Island - Aldous Huxley [82]
“And if Acton himself didn’t behave in that way,” said Dr. Robert, “it was merely because he happened to be virtuous and intelligent. There was nothing in his theories to restrain a delinquent Muscle Man or an untreated Peter Pan from trampling on anyone he could get his feet on. That was Acton’s fatal weakness. As a political theorist he was altogether admirable. As a practical psychologist he was almost nonexistent. He seems to have thought that the power problem could be solved by good social arrangements, supplemented, of course, by sound morality and a spot of revealed religion. But the power problem has its roots in anatomy and biochemistry and temperament. Power has to be curbed on the legal and political levels; that’s obvious. But it’s also obvious that there must be prevention on the individual level. On the level of instinct and emotion, on the level of the glands and the viscera, the muscles and the blood. If I can ever find the time, I’d like to write a little book on human physiology in relation to ethics, religion, politics and law.”
“Law,” Will echoed. “I was just going to ask you about law. Are you absolutely swordless and punishmentless? Or do you still need judges and policemen?”
“We still need them,” said Dr. Robert. “But we don’t need nearly so many of them as you do. In the first place, thanks to preventive medicine and preventive education, we don’t commit many crimes. And in the second place, most of the few crimes that are committed are dealt with by the criminal’s MAC. Group therapy within a community that has assumed group responsibility for the delinquent. And in difficult cases the group therapy is supplemented by medical treatment and a course of moksha-medicine experiences, directed by somebody with an exceptional degree of insight.”
“So where do the judges come in?”
“The judge listens to the evidence, decides whether the accused person is innocent or guilty, and if he’s guilty, remands him to his MAC and, where it seems advisable, to the local panel of medical and mycomystical experts. At stated intervals the experts and the MAC report back to the judge. When the reports are satisfactory, the case is closed.”
“And if they’re never satisfactory?”
“In the long run,” said Dr. Robert, “they always are.”
There was a silence.
“Did you ever do any rock climbing?” Vijaya suddenly asked.
Will laughed. “How do you think I came by my game leg?”
“That was forced climbing. Did you ever climb for fun?”
“Enough,” said Will, “to convince me that I wasn’t much good at it.”

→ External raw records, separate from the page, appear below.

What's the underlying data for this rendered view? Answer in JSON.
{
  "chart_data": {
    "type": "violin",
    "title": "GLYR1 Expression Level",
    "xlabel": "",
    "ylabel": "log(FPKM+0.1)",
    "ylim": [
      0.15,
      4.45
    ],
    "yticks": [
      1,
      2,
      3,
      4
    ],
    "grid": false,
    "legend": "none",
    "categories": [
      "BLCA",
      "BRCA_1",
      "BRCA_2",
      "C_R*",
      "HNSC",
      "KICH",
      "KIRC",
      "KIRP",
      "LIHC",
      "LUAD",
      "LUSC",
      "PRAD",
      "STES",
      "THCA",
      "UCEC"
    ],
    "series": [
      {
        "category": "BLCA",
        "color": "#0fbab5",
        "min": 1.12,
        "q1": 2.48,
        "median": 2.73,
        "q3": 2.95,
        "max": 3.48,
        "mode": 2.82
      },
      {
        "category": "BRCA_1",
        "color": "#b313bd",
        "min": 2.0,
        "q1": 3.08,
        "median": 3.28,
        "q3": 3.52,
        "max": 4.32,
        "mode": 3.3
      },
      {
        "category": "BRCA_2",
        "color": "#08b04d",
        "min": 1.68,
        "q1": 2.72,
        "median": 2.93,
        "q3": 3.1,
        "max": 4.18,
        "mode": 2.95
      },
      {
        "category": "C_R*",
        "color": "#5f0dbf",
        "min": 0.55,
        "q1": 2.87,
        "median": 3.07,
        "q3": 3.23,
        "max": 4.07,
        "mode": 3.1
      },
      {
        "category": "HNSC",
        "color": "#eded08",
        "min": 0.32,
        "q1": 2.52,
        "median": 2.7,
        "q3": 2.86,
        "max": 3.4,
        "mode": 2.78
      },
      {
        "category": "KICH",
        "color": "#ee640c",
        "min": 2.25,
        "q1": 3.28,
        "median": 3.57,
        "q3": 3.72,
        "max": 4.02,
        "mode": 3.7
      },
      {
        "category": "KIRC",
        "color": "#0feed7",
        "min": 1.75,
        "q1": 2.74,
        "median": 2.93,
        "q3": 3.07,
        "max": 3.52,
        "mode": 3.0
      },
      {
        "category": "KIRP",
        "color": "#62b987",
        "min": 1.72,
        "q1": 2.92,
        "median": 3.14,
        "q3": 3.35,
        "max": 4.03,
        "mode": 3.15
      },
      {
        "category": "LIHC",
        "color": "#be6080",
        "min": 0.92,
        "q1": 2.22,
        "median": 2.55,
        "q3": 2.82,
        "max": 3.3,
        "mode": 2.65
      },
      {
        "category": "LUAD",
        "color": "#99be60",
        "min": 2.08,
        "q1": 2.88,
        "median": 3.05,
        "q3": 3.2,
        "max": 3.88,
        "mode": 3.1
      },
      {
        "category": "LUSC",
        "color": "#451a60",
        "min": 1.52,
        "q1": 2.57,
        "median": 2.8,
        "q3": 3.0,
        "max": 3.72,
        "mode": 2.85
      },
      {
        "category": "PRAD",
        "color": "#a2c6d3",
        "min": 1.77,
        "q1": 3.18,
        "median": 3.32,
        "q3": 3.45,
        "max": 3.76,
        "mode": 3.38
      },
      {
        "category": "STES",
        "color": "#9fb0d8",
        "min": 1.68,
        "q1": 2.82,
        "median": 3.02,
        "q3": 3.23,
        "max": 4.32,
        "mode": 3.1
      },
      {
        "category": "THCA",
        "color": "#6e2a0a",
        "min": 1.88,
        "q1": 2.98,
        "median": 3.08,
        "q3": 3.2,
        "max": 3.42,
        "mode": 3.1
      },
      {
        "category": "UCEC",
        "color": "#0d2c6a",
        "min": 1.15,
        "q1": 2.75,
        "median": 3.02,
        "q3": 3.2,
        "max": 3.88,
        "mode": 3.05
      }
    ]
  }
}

Vijaya glanced at Murugan. “What about you, while you were in Switzerland?”
The boy blushed deeply and shook his head. “You can’t do any of those things,” he muttered, “if you have a tendency to TB.”

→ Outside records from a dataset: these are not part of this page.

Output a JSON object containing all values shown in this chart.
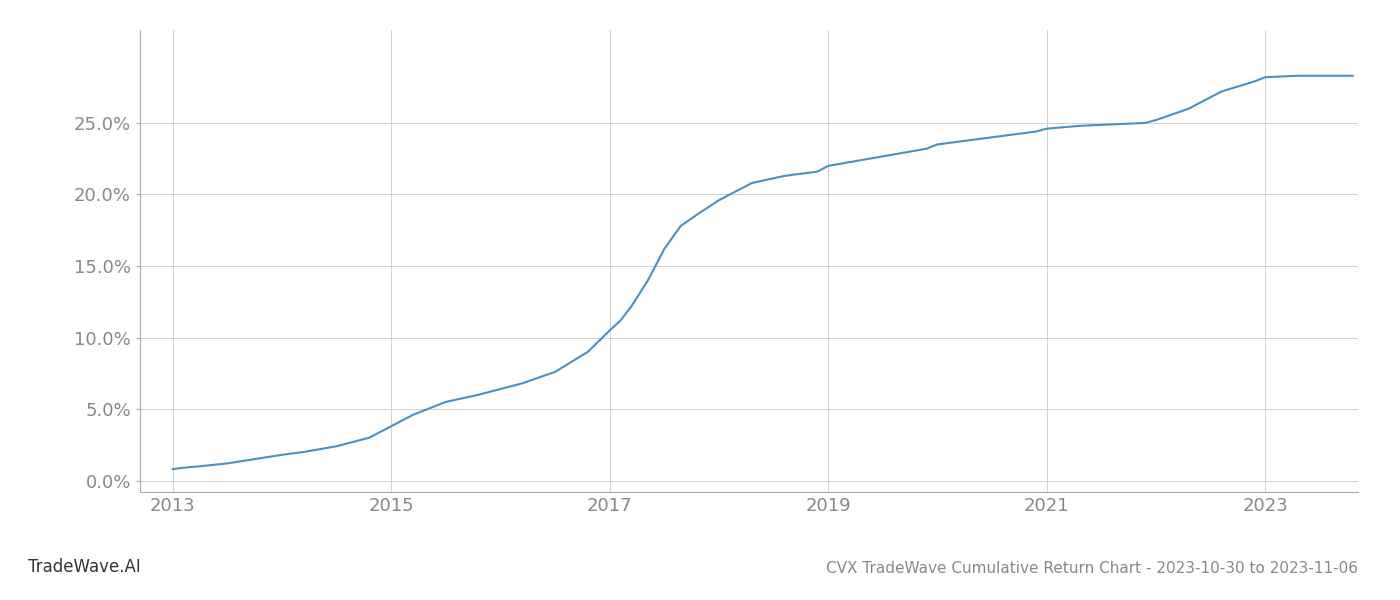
{
  "title": "CVX TradeWave Cumulative Return Chart - 2023-10-30 to 2023-11-06",
  "watermark": "TradeWave.AI",
  "line_color": "#4a90c4",
  "line_width": 1.5,
  "background_color": "#ffffff",
  "grid_color": "#cccccc",
  "x_values": [
    2013.0,
    2013.1,
    2013.25,
    2013.5,
    2013.75,
    2014.0,
    2014.2,
    2014.5,
    2014.8,
    2015.0,
    2015.2,
    2015.5,
    2015.8,
    2016.0,
    2016.2,
    2016.5,
    2016.8,
    2017.0,
    2017.1,
    2017.2,
    2017.35,
    2017.5,
    2017.65,
    2017.8,
    2018.0,
    2018.3,
    2018.6,
    2018.9,
    2019.0,
    2019.3,
    2019.6,
    2019.9,
    2020.0,
    2020.3,
    2020.6,
    2020.9,
    2021.0,
    2021.3,
    2021.6,
    2021.9,
    2022.0,
    2022.3,
    2022.6,
    2022.9,
    2023.0,
    2023.3,
    2023.6,
    2023.8
  ],
  "y_values": [
    0.008,
    0.009,
    0.01,
    0.012,
    0.015,
    0.018,
    0.02,
    0.024,
    0.03,
    0.038,
    0.046,
    0.055,
    0.06,
    0.064,
    0.068,
    0.076,
    0.09,
    0.105,
    0.112,
    0.122,
    0.14,
    0.162,
    0.178,
    0.186,
    0.196,
    0.208,
    0.213,
    0.216,
    0.22,
    0.224,
    0.228,
    0.232,
    0.235,
    0.238,
    0.241,
    0.244,
    0.246,
    0.248,
    0.249,
    0.25,
    0.252,
    0.26,
    0.272,
    0.279,
    0.282,
    0.283,
    0.283,
    0.283
  ],
  "xticks": [
    2013,
    2015,
    2017,
    2019,
    2021,
    2023
  ],
  "yticks": [
    0.0,
    0.05,
    0.1,
    0.15,
    0.2,
    0.25
  ],
  "xlim": [
    2012.7,
    2023.85
  ],
  "ylim": [
    -0.008,
    0.315
  ],
  "tick_label_color": "#888888",
  "tick_label_fontsize": 13,
  "title_fontsize": 11,
  "watermark_fontsize": 12,
  "spine_color": "#aaaaaa"
}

“What a pity!” said Vijaya. “It would have been so good for you.”
Will asked, “Do people do a lot of climbing in these mountains?”

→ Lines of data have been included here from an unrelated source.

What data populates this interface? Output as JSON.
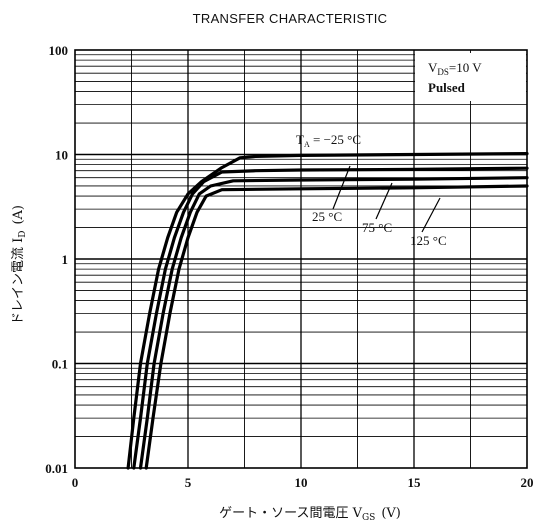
{
  "chart_data": {
    "type": "line",
    "title": "TRANSFER CHARACTERISTIC",
    "xlabel": "ゲート・ソース間電圧 V",
    "xlabel_sub": "GS",
    "xlabel_unit": "(V)",
    "ylabel": "ドレイン電流 I",
    "ylabel_sub": "D",
    "ylabel_unit": "(A)",
    "xlim": [
      0,
      20
    ],
    "ylim": [
      0.01,
      100
    ],
    "yscale": "log",
    "grid": true,
    "x_ticks": [
      "0",
      "5",
      "10",
      "15",
      "20"
    ],
    "y_ticks": [
      "0.01",
      "0.1",
      "1",
      "10",
      "100"
    ],
    "conditions": {
      "vds_prefix": "V",
      "vds_sub": "DS",
      "vds_value": "=10 V",
      "mode": "Pulsed"
    },
    "series": [
      {
        "name": "-25 °C",
        "label_text": "T",
        "label_sub": "A",
        "label_rest": " = −25 °C",
        "points": [
          [
            2.35,
            0.01
          ],
          [
            2.6,
            0.03
          ],
          [
            2.9,
            0.1
          ],
          [
            3.3,
            0.3
          ],
          [
            3.7,
            0.8
          ],
          [
            4.1,
            1.6
          ],
          [
            4.5,
            2.8
          ],
          [
            5.0,
            4.2
          ],
          [
            5.6,
            5.5
          ],
          [
            6.5,
            7.5
          ],
          [
            7.3,
            9.3
          ],
          [
            8.0,
            9.6
          ],
          [
            10,
            9.8
          ],
          [
            15,
            10.0
          ],
          [
            20,
            10.2
          ]
        ]
      },
      {
        "name": "25 °C",
        "label_text": "25 °C",
        "points": [
          [
            2.6,
            0.01
          ],
          [
            2.9,
            0.03
          ],
          [
            3.2,
            0.1
          ],
          [
            3.6,
            0.3
          ],
          [
            4.0,
            0.8
          ],
          [
            4.4,
            1.6
          ],
          [
            4.8,
            2.8
          ],
          [
            5.2,
            4.2
          ],
          [
            5.7,
            5.5
          ],
          [
            6.5,
            6.8
          ],
          [
            8.0,
            7.0
          ],
          [
            10,
            7.1
          ],
          [
            15,
            7.2
          ],
          [
            20,
            7.4
          ]
        ]
      },
      {
        "name": "75 °C",
        "label_text": "75 °C",
        "points": [
          [
            2.9,
            0.01
          ],
          [
            3.2,
            0.03
          ],
          [
            3.5,
            0.1
          ],
          [
            3.9,
            0.3
          ],
          [
            4.3,
            0.8
          ],
          [
            4.7,
            1.6
          ],
          [
            5.1,
            2.8
          ],
          [
            5.5,
            4.2
          ],
          [
            6.0,
            5.0
          ],
          [
            7.0,
            5.6
          ],
          [
            10,
            5.7
          ],
          [
            15,
            5.8
          ],
          [
            20,
            6.0
          ]
        ]
      },
      {
        "name": "125 °C",
        "label_text": "125 °C",
        "points": [
          [
            3.15,
            0.01
          ],
          [
            3.45,
            0.03
          ],
          [
            3.8,
            0.1
          ],
          [
            4.2,
            0.3
          ],
          [
            4.6,
            0.8
          ],
          [
            5.0,
            1.6
          ],
          [
            5.4,
            2.8
          ],
          [
            5.8,
            4.0
          ],
          [
            6.5,
            4.6
          ],
          [
            10,
            4.7
          ],
          [
            15,
            4.8
          ],
          [
            20,
            5.0
          ]
        ]
      }
    ]
  }
}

“Climbing’s an integral part of the school curriculum.”
“For everybody?”
“A little for everybody. With more advanced rock work for the full-blown Muscle People—that’s about one in twelve of the boys and one in twenty-seven of the girls. We shall soon be seeing some youngsters tackling their first post-elementary climb.”
The green tunnel widened, brightened, and suddenly they were out of the dripping forest on a wide shelf of almost level ground, walled in on three sides by red rocks that towered up two thousand feet and more into a succession of jagged crests and isolated pinnacles.